Thursday, June 16, 2016

European stocks may tumble 20% if ‘Brexit’ happens: Morgan Stanley

Investors may be underestimating British resolve to leave the European Union, and that could firmly plunge Europe’s stocks into a full-blown bear market.
That’s according to a Monday note on so-called Brexit worries written by a group of Morgan Stanley economists led by Jacob Nell. The note suggests that European stock investors may be caught flat-footed in the event the U.K. votes in favor of exiting the EU.
Morgan Stanley said European stocks are susceptible to pitching lower because they already had been under pressure due to concerns about sluggish eurozone growth. Combine that with European equities’s tendency to be more volatile than their U.S. counterparts and it is a recipe for a potentially steep Brexit-fueled selloff, Morgan Stanley said.

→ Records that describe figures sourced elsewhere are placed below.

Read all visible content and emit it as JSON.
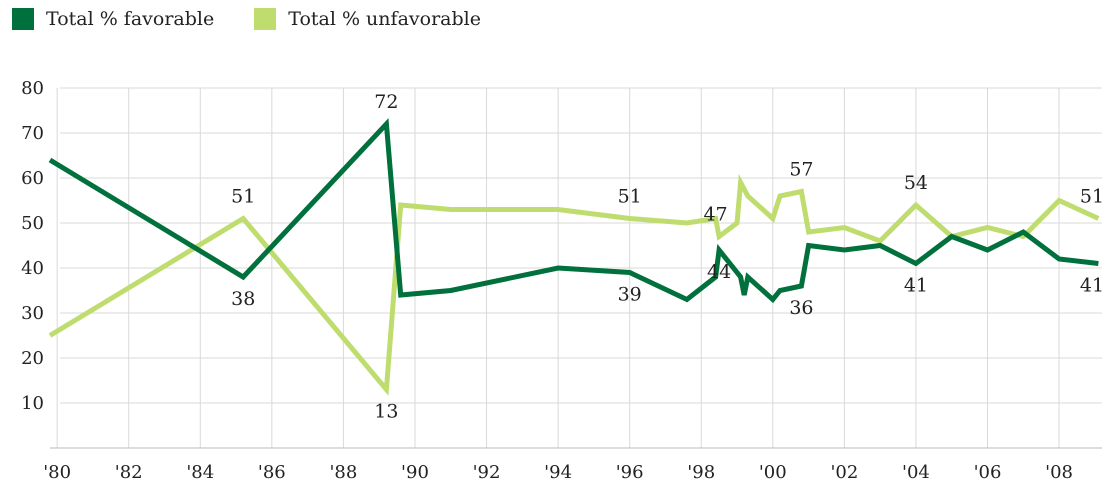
{
  "legend": {
    "favorable": "Total % favorable",
    "unfavorable": "Total % unfavorable"
  },
  "colors": {
    "favorable": "#00703c",
    "unfavorable": "#bfdd6e",
    "grid": "#d9d9d9"
  },
  "chart_data": {
    "type": "line",
    "title": "",
    "xlabel": "",
    "ylabel": "",
    "xlim": [
      1979.8,
      2009.2
    ],
    "ylim": [
      0,
      80
    ],
    "x_ticks": [
      1980,
      1982,
      1984,
      1986,
      1988,
      1990,
      1992,
      1994,
      1996,
      1998,
      2000,
      2002,
      2004,
      2006,
      2008
    ],
    "x_tick_labels": [
      "'80",
      "'82",
      "'84",
      "'86",
      "'88",
      "'90",
      "'92",
      "'94",
      "'96",
      "'98",
      "'00",
      "'02",
      "'04",
      "'06",
      "'08"
    ],
    "y_ticks": [
      10,
      20,
      30,
      40,
      50,
      60,
      70,
      80
    ],
    "y_tick_labels": [
      "10",
      "20",
      "30",
      "40",
      "50",
      "60",
      "70",
      "80"
    ],
    "grid": true,
    "legend_position": "top-left",
    "series": [
      {
        "name": "Total % favorable",
        "color": "#00703c",
        "x": [
          1979.8,
          1985.2,
          1989.2,
          1989.6,
          1991,
          1994,
          1996,
          1997.6,
          1998.4,
          1998.5,
          1999.1,
          1999.2,
          1999.3,
          2000,
          2000.2,
          2000.8,
          2001,
          2002,
          2003,
          2004,
          2005,
          2006,
          2007,
          2008,
          2009.1
        ],
        "y": [
          64,
          38,
          72,
          34,
          35,
          40,
          39,
          33,
          38,
          44,
          38,
          34,
          38,
          33,
          35,
          36,
          45,
          44,
          45,
          41,
          47,
          44,
          48,
          42,
          41
        ]
      },
      {
        "name": "Total % unfavorable",
        "color": "#bfdd6e",
        "x": [
          1979.8,
          1985.2,
          1989.2,
          1989.6,
          1991,
          1994,
          1996,
          1997.6,
          1998.4,
          1998.5,
          1999,
          1999.1,
          1999.3,
          2000,
          2000.2,
          2000.8,
          2001,
          2002,
          2003,
          2004,
          2005,
          2006,
          2007,
          2008,
          2009.1
        ],
        "y": [
          25,
          51,
          13,
          54,
          53,
          53,
          51,
          50,
          51,
          47,
          50,
          59,
          56,
          51,
          56,
          57,
          48,
          49,
          46,
          54,
          47,
          49,
          47,
          55,
          51
        ]
      }
    ],
    "annotations": [
      {
        "text": "72",
        "x": 1989.2,
        "y": 72,
        "pos": "above"
      },
      {
        "text": "51",
        "x": 1985.2,
        "y": 51,
        "pos": "above"
      },
      {
        "text": "38",
        "x": 1985.2,
        "y": 38,
        "pos": "below"
      },
      {
        "text": "13",
        "x": 1989.2,
        "y": 13,
        "pos": "below"
      },
      {
        "text": "51",
        "x": 1996,
        "y": 51,
        "pos": "above"
      },
      {
        "text": "39",
        "x": 1996,
        "y": 39,
        "pos": "below"
      },
      {
        "text": "47",
        "x": 1998.4,
        "y": 47,
        "pos": "above"
      },
      {
        "text": "44",
        "x": 1998.5,
        "y": 44,
        "pos": "below"
      },
      {
        "text": "57",
        "x": 2000.8,
        "y": 57,
        "pos": "above"
      },
      {
        "text": "36",
        "x": 2000.8,
        "y": 36,
        "pos": "below"
      },
      {
        "text": "54",
        "x": 2004,
        "y": 54,
        "pos": "above"
      },
      {
        "text": "41",
        "x": 2004,
        "y": 41,
        "pos": "below"
      },
      {
        "text": "51",
        "x": 2009.1,
        "y": 51,
        "pos": "above"
      },
      {
        "text": "41",
        "x": 2009.1,
        "y": 41,
        "pos": "below"
      }
    ]
  }
}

The Stoxx 600 Europe Index is already down 18% compared with this time last year, and 12% off year to date. Meanwhile, the S&P 500 index is down 1% from this time last year, and up 1% year to date.
“At our European equity conference last week, only 5% expected the UK to vote for Leave,” Morgan Stanley said. “Maybe it is exhaustion over ‘political false alarms’ in Europe, or confidence that this is an issue that markets can take in their stride.”
In a poll of 42 clients, Morgan Stanley found a majority expect an up to 10% decline in European stocks three months following a Brexit, with a third of respondents expecting a drop of up to 20%. When Morgan Stanley took their poll, 60% of investors they surveyed estimated that 55% or more of Britons would vote to remain in the EU.
That kind of safety margin has slipped away as the U.K. referendum scheduled for June 23 approaches. One recent poll shows 47% back an exit, while 40% wish to remain. Another poll showed 46% supporting an exit, up from 42% the previous week, while only 39% supported staying, and a Guardian/ICM poll showed 53% support for leaving.
Should the U.K. vote to ditch the EU, known as Brexit, Morgan Stanley expects a 10% to 20% decline in European stocks, but sees that playing out over a longer time frame than three months. A so-called bear market in an asset is traditionally defined as drop of 20% or more from a recent peak.
“Within the European market, we would not expect to see a material divergence between UK or eurozone equities,” Morgan Stanley noted.
“However, we do believe that large-cap stocks in both regions would outperform,” the firm added. “At the sector level, internationally exposed defensive sectors such as Staples and Pharmaceuticals would likely outperform at the expense of Financials and domestically focused cyclicals.”
Should the U.K. decide to stay in the EU, then the form expects a relief rally in the mid-single digits for European stocks.